Karachi Golf Club – founded in 1888 as an offshoot to the Sindh Club, an exclusive gentleman’s club – is the oldest golfing institution in Pakistan. Seventy years after it was formed, the club moved from its original site to its current location and it was here in the early 1990s that Peter Harradine fashioned a modern 27-hole layout across a generous 217-acre property.
Golf at Karachi is played out over three circuits of nine holes, with the Blue and Red nines forming the championship 18-hole layout. It’s a course that favours long, straight hitters as a number of the par fives measure in excess of 600 yards. Although shorter than its two siblings, the Yellow nine is by no means an easy option as an abundance of water features on this loop help to protect par.Inaugurated in 1967, the Pakistan Open has been held at Karachi on several occasions. At one of the more recent Open events, the 38th edition of the tournament in 2006 to be precise, Englishman Chris Rodgers became only the second non-native golfer to win this national competition.
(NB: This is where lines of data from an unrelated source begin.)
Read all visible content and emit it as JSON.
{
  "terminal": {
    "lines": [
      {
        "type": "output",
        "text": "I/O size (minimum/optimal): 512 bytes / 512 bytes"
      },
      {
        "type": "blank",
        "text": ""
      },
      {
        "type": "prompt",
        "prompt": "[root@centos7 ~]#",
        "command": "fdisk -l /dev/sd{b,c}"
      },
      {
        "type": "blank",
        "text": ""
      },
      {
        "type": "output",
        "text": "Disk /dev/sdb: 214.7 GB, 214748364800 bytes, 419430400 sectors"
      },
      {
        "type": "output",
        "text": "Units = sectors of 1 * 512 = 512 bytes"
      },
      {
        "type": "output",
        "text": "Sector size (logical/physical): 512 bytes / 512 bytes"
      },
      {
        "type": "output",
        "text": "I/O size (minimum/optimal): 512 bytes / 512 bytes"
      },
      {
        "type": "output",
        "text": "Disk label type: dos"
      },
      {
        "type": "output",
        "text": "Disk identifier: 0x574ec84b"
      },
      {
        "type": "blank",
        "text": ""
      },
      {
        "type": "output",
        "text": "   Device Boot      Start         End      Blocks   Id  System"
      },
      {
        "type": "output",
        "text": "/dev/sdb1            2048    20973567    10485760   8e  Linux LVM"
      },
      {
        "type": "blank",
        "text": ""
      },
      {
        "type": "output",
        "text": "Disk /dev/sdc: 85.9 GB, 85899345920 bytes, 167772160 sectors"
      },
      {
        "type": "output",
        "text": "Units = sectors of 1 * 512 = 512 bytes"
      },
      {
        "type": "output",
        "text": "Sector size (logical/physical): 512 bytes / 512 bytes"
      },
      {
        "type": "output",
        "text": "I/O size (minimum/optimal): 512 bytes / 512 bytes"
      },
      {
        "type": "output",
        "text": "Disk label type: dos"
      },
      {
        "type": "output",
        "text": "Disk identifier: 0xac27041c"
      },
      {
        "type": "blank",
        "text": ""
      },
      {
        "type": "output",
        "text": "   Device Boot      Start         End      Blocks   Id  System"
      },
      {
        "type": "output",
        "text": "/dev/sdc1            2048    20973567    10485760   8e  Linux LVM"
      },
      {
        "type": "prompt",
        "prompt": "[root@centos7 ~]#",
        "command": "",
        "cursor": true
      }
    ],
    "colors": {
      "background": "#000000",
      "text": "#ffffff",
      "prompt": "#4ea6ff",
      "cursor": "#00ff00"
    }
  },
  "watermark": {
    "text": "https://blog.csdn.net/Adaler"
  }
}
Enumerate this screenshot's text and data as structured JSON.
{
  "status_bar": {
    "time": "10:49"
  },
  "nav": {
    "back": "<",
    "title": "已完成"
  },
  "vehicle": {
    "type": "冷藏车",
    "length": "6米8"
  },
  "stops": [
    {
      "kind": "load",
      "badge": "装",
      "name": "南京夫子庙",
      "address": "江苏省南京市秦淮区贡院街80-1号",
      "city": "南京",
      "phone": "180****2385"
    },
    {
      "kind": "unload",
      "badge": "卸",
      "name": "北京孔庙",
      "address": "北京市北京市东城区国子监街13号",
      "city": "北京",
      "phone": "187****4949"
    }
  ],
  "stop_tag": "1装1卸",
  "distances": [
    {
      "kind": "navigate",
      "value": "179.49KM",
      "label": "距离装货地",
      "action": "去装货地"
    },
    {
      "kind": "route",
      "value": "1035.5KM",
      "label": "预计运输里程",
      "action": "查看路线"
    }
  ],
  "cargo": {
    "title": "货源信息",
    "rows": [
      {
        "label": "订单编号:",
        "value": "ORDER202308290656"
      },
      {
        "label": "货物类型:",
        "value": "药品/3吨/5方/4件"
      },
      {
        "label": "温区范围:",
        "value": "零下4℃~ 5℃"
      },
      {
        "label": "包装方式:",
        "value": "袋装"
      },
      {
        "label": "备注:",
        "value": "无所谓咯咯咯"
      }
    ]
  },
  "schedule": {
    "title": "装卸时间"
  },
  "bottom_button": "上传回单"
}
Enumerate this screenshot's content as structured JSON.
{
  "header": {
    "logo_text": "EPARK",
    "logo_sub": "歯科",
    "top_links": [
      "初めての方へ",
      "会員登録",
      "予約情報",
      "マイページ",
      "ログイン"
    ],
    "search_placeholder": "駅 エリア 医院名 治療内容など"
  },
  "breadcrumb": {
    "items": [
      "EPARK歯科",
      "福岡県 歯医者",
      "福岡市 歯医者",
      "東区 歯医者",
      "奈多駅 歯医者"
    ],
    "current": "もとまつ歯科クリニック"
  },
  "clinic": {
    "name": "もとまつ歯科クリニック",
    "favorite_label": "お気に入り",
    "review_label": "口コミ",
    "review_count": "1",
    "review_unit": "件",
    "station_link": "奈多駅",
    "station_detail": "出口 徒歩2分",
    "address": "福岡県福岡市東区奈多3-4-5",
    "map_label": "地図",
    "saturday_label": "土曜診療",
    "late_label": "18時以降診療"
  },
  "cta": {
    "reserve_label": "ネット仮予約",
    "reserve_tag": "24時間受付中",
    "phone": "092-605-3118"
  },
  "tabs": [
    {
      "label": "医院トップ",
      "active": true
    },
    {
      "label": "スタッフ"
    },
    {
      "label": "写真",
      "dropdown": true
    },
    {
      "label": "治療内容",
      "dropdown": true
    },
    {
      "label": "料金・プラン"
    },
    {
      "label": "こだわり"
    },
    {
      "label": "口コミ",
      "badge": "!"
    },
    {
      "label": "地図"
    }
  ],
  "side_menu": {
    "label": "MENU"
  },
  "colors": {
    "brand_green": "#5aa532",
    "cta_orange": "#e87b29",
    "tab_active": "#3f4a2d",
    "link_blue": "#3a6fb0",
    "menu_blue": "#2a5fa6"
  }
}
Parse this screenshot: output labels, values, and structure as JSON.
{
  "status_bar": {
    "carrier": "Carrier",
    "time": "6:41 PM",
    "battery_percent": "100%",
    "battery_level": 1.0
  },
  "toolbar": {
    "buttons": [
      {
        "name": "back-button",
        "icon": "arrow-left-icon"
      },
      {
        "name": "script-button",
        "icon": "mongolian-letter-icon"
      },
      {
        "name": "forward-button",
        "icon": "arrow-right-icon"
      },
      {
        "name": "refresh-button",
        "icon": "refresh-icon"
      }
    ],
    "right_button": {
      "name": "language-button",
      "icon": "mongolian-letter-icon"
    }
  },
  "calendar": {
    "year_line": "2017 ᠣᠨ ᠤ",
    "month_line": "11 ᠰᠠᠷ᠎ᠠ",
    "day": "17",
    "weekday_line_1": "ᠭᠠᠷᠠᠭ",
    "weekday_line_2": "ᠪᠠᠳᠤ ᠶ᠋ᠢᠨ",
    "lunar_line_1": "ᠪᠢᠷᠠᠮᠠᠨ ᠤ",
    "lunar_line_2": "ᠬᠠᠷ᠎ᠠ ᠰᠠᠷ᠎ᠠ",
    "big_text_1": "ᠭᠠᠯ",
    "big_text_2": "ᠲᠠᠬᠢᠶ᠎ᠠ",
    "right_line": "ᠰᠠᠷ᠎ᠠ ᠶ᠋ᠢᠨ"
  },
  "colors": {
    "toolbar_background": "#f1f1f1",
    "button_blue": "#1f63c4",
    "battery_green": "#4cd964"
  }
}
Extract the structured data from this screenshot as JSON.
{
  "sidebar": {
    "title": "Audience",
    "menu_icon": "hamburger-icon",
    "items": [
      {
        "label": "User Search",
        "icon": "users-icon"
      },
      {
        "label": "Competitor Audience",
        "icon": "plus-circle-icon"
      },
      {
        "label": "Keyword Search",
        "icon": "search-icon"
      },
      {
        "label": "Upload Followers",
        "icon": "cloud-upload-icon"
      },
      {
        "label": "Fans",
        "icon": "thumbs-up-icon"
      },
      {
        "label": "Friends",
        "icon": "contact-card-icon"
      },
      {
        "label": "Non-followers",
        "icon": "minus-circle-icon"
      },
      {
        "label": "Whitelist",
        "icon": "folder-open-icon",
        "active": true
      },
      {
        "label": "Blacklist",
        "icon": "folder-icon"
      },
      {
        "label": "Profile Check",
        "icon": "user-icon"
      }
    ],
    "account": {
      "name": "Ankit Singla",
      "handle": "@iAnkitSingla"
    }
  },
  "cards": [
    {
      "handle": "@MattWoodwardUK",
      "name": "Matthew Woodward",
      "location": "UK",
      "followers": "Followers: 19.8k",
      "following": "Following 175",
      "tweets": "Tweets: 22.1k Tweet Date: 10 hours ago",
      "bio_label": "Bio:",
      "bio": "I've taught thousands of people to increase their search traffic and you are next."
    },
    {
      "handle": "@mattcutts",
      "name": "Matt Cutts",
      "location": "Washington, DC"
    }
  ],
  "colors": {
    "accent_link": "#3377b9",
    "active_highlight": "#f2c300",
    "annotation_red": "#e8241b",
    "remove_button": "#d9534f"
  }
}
After asking Harradine Golf to elaborate on what the company did at Karachi Golf Club in the early 1990s, we received the following summary of work carried out at that time:
“Our company was involved in the design and construction supervision for the up-grading of the existing 18 holes and extension to a 27-hole facility. The master and detailed construction plans were designed in January and February 1992. The construction was "in house" which meant that there were no tender documents but only performance specifications and bills of quantities.
Due to the very limited budget the club did not employ a specialized shaper or any other expat specialist. The complete works were carried out by a large local work force with rudimentary machinery. Gravel and top soil was carried on to the greens with wheelbarrows and all fine shaping was done manually with a rake.
Peter Harradine visited the site fifteen times up to October 1994. The construction was quite difficult as the workforce had limited knowledge of what they were supposed to be doing. Peter regarded the project as a great challenge and accepted the task mainly because he wanted to help the club and encourage golf in the region.”